The hepatocyte growth factor (HGF) binds to and activates a receptor known as MET (Fig. 1). In other words, HGF is a native ligand for the MET receptor. The MET receptor is a transmembrane protein. Upon extracellular binding of HGF to the extracellular region of MET, pairing of the receptors (called 'dimerization') occurs, which allows the intracellular chemical change of the receptors (called 'phosphorylation'). This receptor phosphorylation means receptor activation, which triggers activation of intracellular biological signal transduction pathways, leading to a variety of biological responses in cells.

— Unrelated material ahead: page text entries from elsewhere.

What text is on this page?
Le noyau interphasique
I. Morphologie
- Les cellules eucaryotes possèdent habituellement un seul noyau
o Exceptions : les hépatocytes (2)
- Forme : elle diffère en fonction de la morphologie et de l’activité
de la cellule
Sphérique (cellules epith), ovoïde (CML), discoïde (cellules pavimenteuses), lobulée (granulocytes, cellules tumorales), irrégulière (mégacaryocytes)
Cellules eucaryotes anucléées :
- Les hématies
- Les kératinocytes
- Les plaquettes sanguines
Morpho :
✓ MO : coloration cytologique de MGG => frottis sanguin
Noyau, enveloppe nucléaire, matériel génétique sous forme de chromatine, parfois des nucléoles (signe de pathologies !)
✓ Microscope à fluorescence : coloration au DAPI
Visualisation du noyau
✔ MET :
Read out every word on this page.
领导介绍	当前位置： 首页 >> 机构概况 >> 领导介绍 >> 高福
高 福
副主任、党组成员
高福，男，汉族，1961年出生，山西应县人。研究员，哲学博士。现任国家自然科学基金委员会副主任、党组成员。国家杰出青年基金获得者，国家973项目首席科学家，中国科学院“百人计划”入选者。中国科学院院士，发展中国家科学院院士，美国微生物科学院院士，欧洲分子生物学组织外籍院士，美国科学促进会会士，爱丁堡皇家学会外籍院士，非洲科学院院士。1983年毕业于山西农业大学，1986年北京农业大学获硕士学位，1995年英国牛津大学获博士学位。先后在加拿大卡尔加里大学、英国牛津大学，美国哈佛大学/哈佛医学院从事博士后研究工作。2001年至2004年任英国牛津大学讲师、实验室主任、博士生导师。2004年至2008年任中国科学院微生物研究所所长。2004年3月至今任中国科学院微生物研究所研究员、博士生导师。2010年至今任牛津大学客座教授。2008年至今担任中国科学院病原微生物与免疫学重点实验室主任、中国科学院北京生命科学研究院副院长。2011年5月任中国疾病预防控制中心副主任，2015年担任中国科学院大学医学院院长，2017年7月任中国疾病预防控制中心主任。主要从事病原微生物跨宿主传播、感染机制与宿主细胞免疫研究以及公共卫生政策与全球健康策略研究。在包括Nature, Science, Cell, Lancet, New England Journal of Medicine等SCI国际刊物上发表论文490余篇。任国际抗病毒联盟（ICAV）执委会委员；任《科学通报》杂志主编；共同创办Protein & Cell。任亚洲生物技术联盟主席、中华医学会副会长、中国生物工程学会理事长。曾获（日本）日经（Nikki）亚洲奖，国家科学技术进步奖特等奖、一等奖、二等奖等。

To mimic the actions of HGF, the researchers created a macrocyclic peptide molecule (aMD5-PEG11) that activates the MET receptor (main fig). This molecule is composed of two chemically cross-linked macrocyclic peptides. Such cyclic molecules are flexible in structure and can bind and activate MET. Furthermore, aMD5-PEG11 docks at a different region of MET than HGF; aMD-PEG11 and HGF therefore did not directly compete for MET and nullify each other's effects. Whether aMD-PEG11 also induced these structural changes was then assessed in two different human cell types. aMD-PEG11 induced the same extent of coupling/dimerization and phosphorylation of the MET receptor in a comparable ability to HGF.
If the structural changes induced by HGF and aMD5-PEG11 were similar, but were the biological effects similar, too? MET activation by HGF induces migration of cells. This migration was also observed by aMD-PEG11. MET activation by HGF also results in activation of other signaling proteins such as AKT and ERK. aMD-PEG11 also had comparable effects on the activation of these molecules. These effects were canceled when a specific inhibitor for MET was added, indicating that these effects were definitely results of MET activation induced by aMD-PEG11 or HGF.
The activation of a set of genes is responsible for specific biological functions. When the genes activated by aMD-PEG11 and HGF were respectively analyzed during 3-D tubulogenesis in human kidney cells induced by aMD5-PEG11 and HGF, changes in the gene expression profiles were largely overlapped and comparable between HGF and aMD5-PEG11. Because 3-D tubulogenesis by HGF in kidney cells implicates construction/development and re-construction/regeneration of a functional kidney, the comparable ability between HGF and aMD5-PEG11 to induce gene expression profiles suggests that aMD5-PEG11 can facilitate regeneration of the kidney in a potential comparable to HGF (Fig. 2).
Several growth factors have been used as biological drugs manufactured by recombinant protein production. This study reported a synthetic artificial ligand that induced chemical and biological effects equivalent to a natural ligand. Not only are artificial ligands relatively cheaper to produce, but often their smaller size leads to greater permeability in the body. "Artificial MET receptor agonists such as macrocyclic peptides have the potential to be developed as novel biological drugs manufactured by chemical synthesis," the team concludes. Besides growth factors, this strategy can be applied to many kinds of ligands.